Wie die Beklagte zudem einräumt, ist über den Widerspruch gegen den Bescheid vom 29.05.2008 auch im Widerspruchsbescheid vom 05.03.2009 nicht entschieden worden. Vielmehr hat die Beklagte in diesem Widerspruchsbescheid ausdrücklich erklärt, Gegenstand des Verfahrens sei ausschließlich der Bescheid vom 03.12.2008, nicht derjenige vom 29.05.2008. Selbst wenn entsprechend der Rechtsansicht des Klägers der zweite Bescheid in das Widerspruchsverfahren gegen den ersten Bescheid einzubeziehen gewesen wäre (§ 86 SGG), was der Senat dahinstehen lässt, bewirkt diese Aussage im Widerspruchsbescheid vom 05.03.2009 eine selbständige Verfahrensregelung, dass eben keine Widerspruchsentscheidung getroffen werden solle. Der Senat kann daher offen lassen, ob der Klägerin durch den Bescheid vom 29.05.2008 überhaupt beschwert, ob er widerspruchsbefugt ist. Dies sind Fragen, die die Zulässigkeit des Widerspruchs, nicht die Zulässigkeit der Untätigkeitsklage betreffen. Auch unzulässige Widersprüche müssen grundsätzlich, von Fällen des Rechtsmissbrauchs abgesehen, beschieden werden (vgl. BSG, SozR 4 1500 § 88 Nr. 1).

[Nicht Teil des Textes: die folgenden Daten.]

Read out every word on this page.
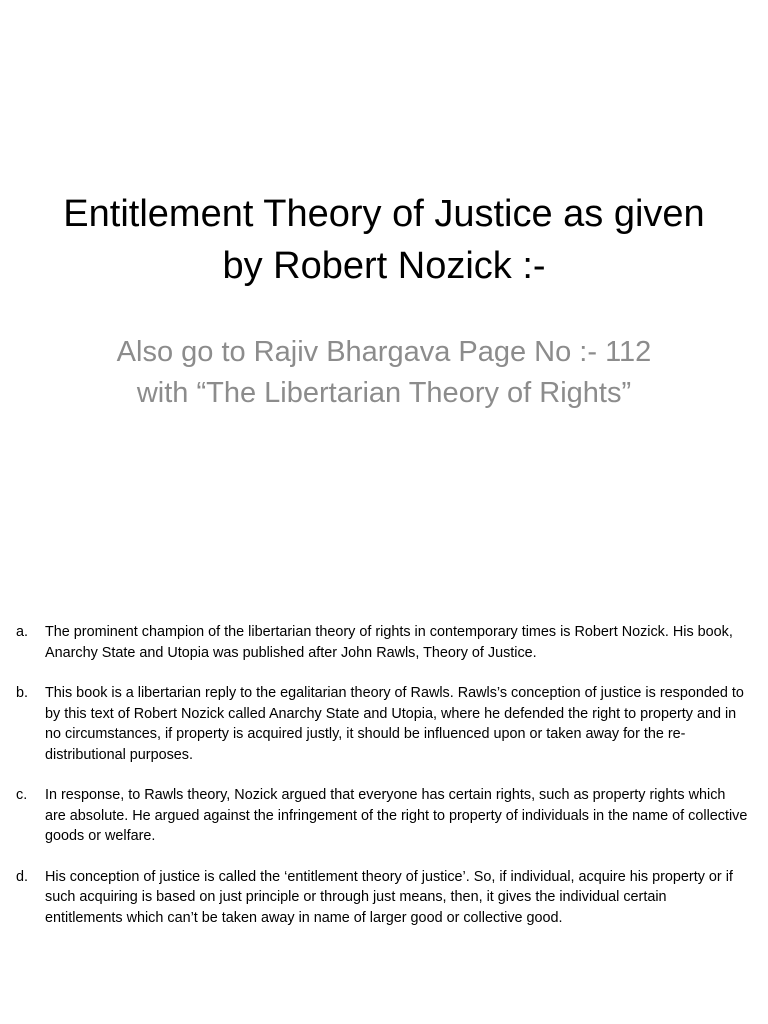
Entitlement Theory of Justice as given by Robert Nozick :-

Also go to Rajiv Bhargava Page No :- 112 with “The Libertarian Theory of Rights”

a. The prominent champion of the libertarian theory of rights in contemporary times is Robert Nozick. His book, Anarchy State and Utopia was published after John Rawls, Theory of Justice.
b. This book is a libertarian reply to the egalitarian theory of Rawls. Rawls’s conception of justice is responded to by this text of Robert Nozick called Anarchy State and Utopia, where he defended the right to property and in no circumstances, if property is acquired justly, it should be influenced upon or taken away for the re-distributional purposes.
c. In response, to Rawls theory, Nozick argued that everyone has certain rights, such as property rights which are absolute. He argued against the infringement of the right to property of individuals in the name of collective goods or welfare.
d. His conception of justice is called the ‘entitlement theory of justice’. So, if individual, acquire his property or if such acquiring is based on just principle or through just means, then, it gives the individual certain entitlements which can’t be taken away in name of larger good or collective good.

Der Berufung ist daher stattzugeben.
Gründe für eine Zurückverweisung des Verfahrens an das Sozialgericht sieht der Senat nicht als gegeben an. Entgegen dem Vorbringen des Klägers hat das Sozialgericht den Kläger über die Möglichkeit der Entscheidung durch Gerichtsbescheid angehört.
Die Entscheidung über die Kosten stützt sich auf § 193 SGG.
Die Revision wird nicht zugelassen, da Revisionszulassungsgründe (§ 160 Abs. 2 Nr. 1 und Nr. 2 SGG) nicht vorliegen.